Я из религиозной семьи. Лет до тринадцати-четырнадцати ходил к воскресной мессе, затем утратил веру и перестал соблюдать обряды. А «Газетт» была самым католическим и самым консервативным печатным органом Льежа. Справедливо задать вопрос: что я там делал? Порой я и сам над этим задумывался. Чем объяснить терпимость главного редактора к юнцу шестнадцати с половиной лет, который намеревался строчить свои статейки в ночных кабаках?

Тем не менее собственную рубрику я получил. И вел ее три года.

Писал я главным образом о жизни Льежа, о городских событиях, более или менее связанных с политикой, был весьма категоричен во мнениях и довольно скоро приобрел некоторую известность. Подумать только! Даже мой отец читал скромные опусы своего отпрыска и вечером, за столом, разговаривал со мною о них.

В семнадцать лет, точнее, на несколько месяцев раньше, я начал писать роман «На Арочном мосту» – так называется главный и самый старинный мост Льежа.

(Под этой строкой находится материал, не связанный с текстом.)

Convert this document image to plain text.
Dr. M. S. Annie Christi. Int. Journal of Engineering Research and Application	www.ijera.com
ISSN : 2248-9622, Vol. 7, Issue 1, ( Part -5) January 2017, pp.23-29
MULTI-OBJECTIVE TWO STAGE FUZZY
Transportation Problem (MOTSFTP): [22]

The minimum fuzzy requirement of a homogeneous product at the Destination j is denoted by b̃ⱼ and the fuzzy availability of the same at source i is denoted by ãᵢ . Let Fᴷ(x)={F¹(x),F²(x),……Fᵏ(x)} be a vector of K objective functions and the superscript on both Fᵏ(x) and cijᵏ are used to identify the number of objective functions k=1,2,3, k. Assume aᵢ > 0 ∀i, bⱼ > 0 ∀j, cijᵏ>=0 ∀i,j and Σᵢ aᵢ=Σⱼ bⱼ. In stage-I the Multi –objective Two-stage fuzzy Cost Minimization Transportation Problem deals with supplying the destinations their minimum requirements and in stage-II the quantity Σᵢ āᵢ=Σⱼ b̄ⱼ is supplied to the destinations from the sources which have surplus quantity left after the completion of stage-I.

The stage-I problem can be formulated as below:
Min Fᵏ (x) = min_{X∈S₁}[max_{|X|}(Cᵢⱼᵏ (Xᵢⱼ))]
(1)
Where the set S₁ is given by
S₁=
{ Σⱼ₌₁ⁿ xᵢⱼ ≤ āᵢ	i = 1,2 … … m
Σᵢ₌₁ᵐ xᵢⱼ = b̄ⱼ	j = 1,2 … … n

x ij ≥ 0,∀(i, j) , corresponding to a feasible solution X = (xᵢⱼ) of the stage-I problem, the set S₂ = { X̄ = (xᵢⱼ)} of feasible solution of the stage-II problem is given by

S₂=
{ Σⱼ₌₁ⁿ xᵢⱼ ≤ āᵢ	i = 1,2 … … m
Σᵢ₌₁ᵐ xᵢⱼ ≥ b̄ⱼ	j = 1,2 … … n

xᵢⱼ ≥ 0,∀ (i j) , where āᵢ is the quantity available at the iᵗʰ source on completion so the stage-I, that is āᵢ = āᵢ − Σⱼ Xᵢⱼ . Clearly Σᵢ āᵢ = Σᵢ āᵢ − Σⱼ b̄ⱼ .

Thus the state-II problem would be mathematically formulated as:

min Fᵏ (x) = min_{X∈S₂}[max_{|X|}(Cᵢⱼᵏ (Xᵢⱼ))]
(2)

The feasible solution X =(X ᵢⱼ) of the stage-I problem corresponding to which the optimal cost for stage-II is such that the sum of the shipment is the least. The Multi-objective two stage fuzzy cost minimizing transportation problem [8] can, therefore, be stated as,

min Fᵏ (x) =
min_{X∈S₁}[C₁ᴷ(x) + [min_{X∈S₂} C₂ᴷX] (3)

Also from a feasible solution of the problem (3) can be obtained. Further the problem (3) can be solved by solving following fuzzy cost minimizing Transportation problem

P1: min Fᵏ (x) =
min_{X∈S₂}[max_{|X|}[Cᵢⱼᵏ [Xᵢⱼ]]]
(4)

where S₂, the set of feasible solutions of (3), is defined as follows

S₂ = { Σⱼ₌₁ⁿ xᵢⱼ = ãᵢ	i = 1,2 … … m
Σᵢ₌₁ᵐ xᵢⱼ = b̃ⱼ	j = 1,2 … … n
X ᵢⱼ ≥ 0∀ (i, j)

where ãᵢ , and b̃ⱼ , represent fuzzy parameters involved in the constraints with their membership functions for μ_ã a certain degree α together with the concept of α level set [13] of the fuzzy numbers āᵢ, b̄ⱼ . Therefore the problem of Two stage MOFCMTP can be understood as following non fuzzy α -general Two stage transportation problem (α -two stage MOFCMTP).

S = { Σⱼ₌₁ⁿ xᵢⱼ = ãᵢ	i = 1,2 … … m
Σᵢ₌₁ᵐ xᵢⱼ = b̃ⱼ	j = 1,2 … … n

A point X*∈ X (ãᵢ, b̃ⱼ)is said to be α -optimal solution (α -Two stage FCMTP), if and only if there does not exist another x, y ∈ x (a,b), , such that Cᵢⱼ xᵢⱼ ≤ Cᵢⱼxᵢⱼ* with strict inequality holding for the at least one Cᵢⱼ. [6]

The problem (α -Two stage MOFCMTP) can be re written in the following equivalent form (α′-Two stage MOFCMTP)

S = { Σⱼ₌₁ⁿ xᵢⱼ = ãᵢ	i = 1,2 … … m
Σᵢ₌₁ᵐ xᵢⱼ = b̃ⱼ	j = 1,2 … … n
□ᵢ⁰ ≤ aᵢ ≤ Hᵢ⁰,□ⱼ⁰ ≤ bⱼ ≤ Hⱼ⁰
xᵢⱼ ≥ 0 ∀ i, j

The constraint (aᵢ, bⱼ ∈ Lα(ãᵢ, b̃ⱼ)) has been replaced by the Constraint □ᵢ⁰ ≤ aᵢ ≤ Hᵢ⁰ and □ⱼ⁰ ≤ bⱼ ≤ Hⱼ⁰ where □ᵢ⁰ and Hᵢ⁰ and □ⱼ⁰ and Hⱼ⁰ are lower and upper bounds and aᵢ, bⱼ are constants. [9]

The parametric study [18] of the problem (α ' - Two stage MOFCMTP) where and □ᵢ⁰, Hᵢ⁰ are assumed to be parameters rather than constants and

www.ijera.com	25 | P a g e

Легко догадаться, что роман не привлек внимания издателей. Его опубликовал за счет автора один льежский типографщик, предварительно набрав сотни две-три подписчиков и обеспечив тем самым рентабельность своего труда.

Мне вспоминается не эта тоненькая книжонка, а стол, вернее, маленький круглый столик красного дерева на одной ножке, за которым я исписывал страницы мелким, почти бисерным почерком.

Один из моих тогдашних друзей, сохранивший рукопись, о которой я начисто позабыл, несколько лет тому назад любезно прислал мне ее. Я был поражен, обнаружив, что за столь долгие годы мой почерк совершенно не изменился: он остался таким же мелким, тонким и четким.

Худощавый длинноволосый молодой человек в широкополой черной шляпе и большом галстуке-бабочке, выбивающемся из-под дешевого макинтоша, выходит в толпе приезжих из Северного вокзала. Едва светает.

Он оглядывается по сторонам, всматривается в облик незнакомого ему Парижа. Льет дождь, на улицах мрачно и холодно. Прохожие – голова наклонена, руки в карманах – стараются прибавить шагу…

 

Сегодня, сидя в своем красном кресле перед диктофоном, я чувствую себя все тем же молодым человеком на Северном вокзале. Мне кажется, что ничего с той поры не произошло, что все это было вчера, что мечтал я о судьбе, отнюдь не из ряда вон выходящей.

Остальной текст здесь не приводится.